In the CFAI book it says that Sharpe ratio is time dependent- overall Sharpe ratio increases proportionally with the square root of time, so an annual Sharpe will be square root of 12 times bigger than a monthly Sharpe ratio.

However in the 2017 past exam paper it says that st dev increases when you increase the reporting from let’s say monthly to quarterly. Wouldn’t this decrease the Sharpe ratio and doesn’t this contradict the first sentence above?

Thanks in advance.

you have a monthly standard deviation of 1% . .

now think is your annual standard deviation (on average) going to be closer to 12% or is it going to be < 1% ?

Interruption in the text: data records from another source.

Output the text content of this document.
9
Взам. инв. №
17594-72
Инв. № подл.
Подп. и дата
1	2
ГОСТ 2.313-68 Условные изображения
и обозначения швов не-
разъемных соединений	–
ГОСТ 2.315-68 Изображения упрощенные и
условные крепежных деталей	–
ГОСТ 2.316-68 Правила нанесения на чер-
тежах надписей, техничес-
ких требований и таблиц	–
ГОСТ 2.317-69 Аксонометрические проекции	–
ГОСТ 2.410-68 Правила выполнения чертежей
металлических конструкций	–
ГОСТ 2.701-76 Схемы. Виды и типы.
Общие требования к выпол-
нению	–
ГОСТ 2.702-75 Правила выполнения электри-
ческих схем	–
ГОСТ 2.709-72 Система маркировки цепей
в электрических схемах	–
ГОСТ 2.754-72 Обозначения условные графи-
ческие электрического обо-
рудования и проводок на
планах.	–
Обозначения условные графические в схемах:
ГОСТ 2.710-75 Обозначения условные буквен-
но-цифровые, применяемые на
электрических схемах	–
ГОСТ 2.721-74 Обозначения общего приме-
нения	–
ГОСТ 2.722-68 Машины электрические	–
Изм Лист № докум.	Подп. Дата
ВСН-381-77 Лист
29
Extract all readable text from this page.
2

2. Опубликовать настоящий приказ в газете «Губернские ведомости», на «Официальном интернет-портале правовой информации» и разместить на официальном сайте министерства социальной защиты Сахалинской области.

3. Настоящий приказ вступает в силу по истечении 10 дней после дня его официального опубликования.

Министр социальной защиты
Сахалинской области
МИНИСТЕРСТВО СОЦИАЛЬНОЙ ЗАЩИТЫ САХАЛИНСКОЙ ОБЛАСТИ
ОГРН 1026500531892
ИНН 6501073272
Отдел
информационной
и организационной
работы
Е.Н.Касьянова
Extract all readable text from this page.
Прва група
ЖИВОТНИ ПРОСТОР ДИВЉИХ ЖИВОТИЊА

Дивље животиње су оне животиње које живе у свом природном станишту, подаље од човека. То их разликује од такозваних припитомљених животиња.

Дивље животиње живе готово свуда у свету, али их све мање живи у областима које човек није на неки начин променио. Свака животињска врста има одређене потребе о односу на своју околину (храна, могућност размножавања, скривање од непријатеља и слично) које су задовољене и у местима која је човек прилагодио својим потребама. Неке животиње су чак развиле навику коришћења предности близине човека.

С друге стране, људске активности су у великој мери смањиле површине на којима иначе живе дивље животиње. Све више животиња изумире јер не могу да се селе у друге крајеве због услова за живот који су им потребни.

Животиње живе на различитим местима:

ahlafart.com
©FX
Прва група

sharpe ratio is a product of return/risk

assume rf is 1% monthly or 3% quarterly (in reality;the quarterly rate is 1.01^3 -1 or 3.03%)

assume your portfolio performs at 2% monthly or 6% quarterly (in reality, the quarterly rate is 1.02^3-1 or 6.12%)

assume monthly std dev of portfolio is 1%, the quarterly std dev is going to be 3^0.5*1 or roughly 1.7%

now let’s count the monthly and quarterly sharpe ratio:

monthly: 2-1/1 = 1

quarterly: 6.12-3.03/1.7 = 1.8

even using the simple compounded return numbers: 6-3/1.7 = 1.76

look at the calculations, as time frame increases, std deviation increases by a factor of square root while returns increases by an exponential factor!

yes, std deviation (the denominator) increases as time frame increases, but return (the numerator) also increases almost always higher than std deviation does in the same time frame choice.